Employers need to be clear about what their rules on the use of E-cigarettes at work are and they should be included in a policy on smoking or a drugs and alcohol policy.
Such policy should also clearly state that any unauthorised or excessive taking of smoking or E-smoking breaks will result in disciplinary action, along with any smoking of cigarettes or E-cigarettes in a prohibited area at work.
If a policy does not exist, then one should be incorporated into the terms and conditions of the staff handbook. When introducing new rules, employers should first consult with any recognised union or elected representatives, and they should speak with all employees to make sure they understand what the new rules mean and that they apply to them. A recent employment tribunal for Insley v Accent Catering heard that a catering assistant who worked at a school was claiming to have been constructively dismissed by her employer.
The court heard that the head teacher of the school where the respondent had been placed to work by her company complained to her employer, Accent Catering, that he had seen her using an e-cigarette in full view of pupils.
The respondent resigned just before a disciplinary hearing was arranged however whilst the tribunal stressed that, because the respondent had resigned, and not been dismissed, it could not decide the question of whether or not her actions amounted to gross misconduct, justifying dismissal. The tribunal indicated that the school’s smoking policy would have been relevant to an unfair dismissal claim.

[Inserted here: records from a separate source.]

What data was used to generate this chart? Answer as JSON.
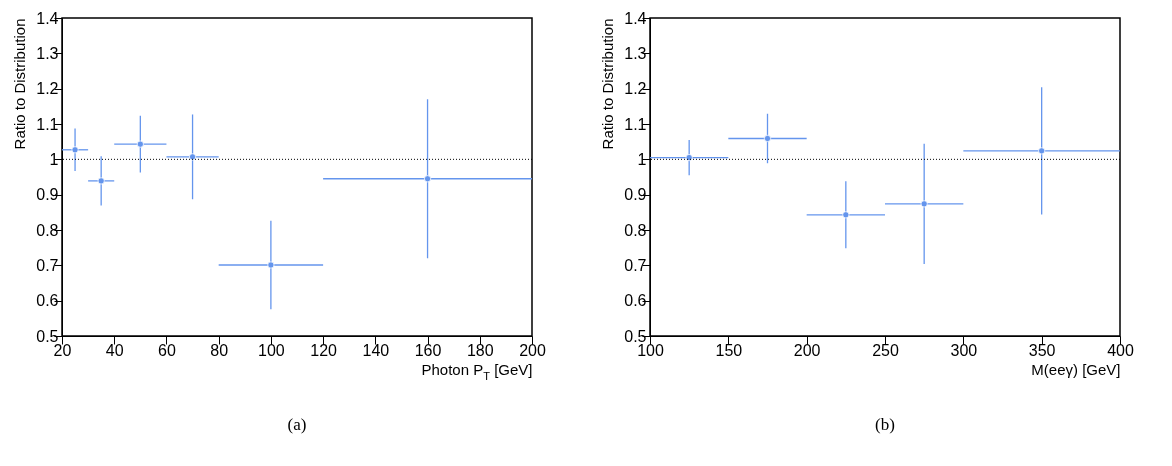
{
  "chart_data": [
    {
      "type": "scatter",
      "xlabel": "Photon P$_{T}$ [GeV]",
      "ylabel": "Ratio to Distribution",
      "color": "#6495ed",
      "marker": "circle",
      "x": [
        25,
        35,
        50,
        70,
        100,
        160
      ],
      "values": [
        1.027,
        0.939,
        1.043,
        1.007,
        0.701,
        0.945
      ],
      "errors": [
        0.06,
        0.07,
        0.08,
        0.12,
        0.125,
        0.225
      ],
      "xerrors": [
        5,
        5,
        10,
        10,
        20,
        40
      ],
      "xlim": [
        20,
        200
      ],
      "xticks": [
        20,
        40,
        60,
        80,
        100,
        120,
        140,
        160,
        180,
        200
      ],
      "ylim": [
        0.5,
        1.4
      ],
      "yticks": [
        0.5,
        0.6,
        0.7,
        0.8,
        0.9,
        1,
        1.1,
        1.2,
        1.3,
        1.4
      ],
      "ref_lines": [
        {
          "axis": "y",
          "value": 1,
          "color": "#000000",
          "line_style": "dotted"
        }
      ],
      "annotations": [
        "(a)"
      ]
    },
    {
      "type": "scatter",
      "xlabel": "M(eeγ) [GeV]",
      "ylabel": "Ratio to Distribution",
      "color": "#6495ed",
      "marker": "circle",
      "x": [
        125,
        175,
        225,
        275,
        350
      ],
      "values": [
        1.005,
        1.059,
        0.843,
        0.874,
        1.024
      ],
      "errors": [
        0.05,
        0.07,
        0.095,
        0.17,
        0.18
      ],
      "xerrors": [
        25,
        25,
        25,
        25,
        50
      ],
      "xlim": [
        100,
        400
      ],
      "xticks": [
        100,
        150,
        200,
        250,
        300,
        350,
        400
      ],
      "ylim": [
        0.5,
        1.4
      ],
      "yticks": [
        0.5,
        0.6,
        0.7,
        0.8,
        0.9,
        1,
        1.1,
        1.2,
        1.3,
        1.4
      ],
      "ref_lines": [
        {
          "axis": "y",
          "value": 1,
          "color": "#000000",
          "line_style": "dotted"
        }
      ],
      "annotations": [
        "(b)"
      ]
    }
  ]
}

The company’s smoking policy prohibited smoking on school premises, but did not prohibit the use of e-cigarettes at work. Therefore (and this is the part that is most relevant) IF the respondent had been dismissed, she could have argued that it was unfair to dismiss her as using an e-cigarette was not expressly prohibited on school premises and the possibility there lies that she may in that circumstance been successful of a claim at tribunal.
Therefore the moral of this particular case is that if you do not wish for employees to use e-cigarettes at work or on the premises of work (expect for agreed smoking areas) you must ensure you update your smoking policy to this effect.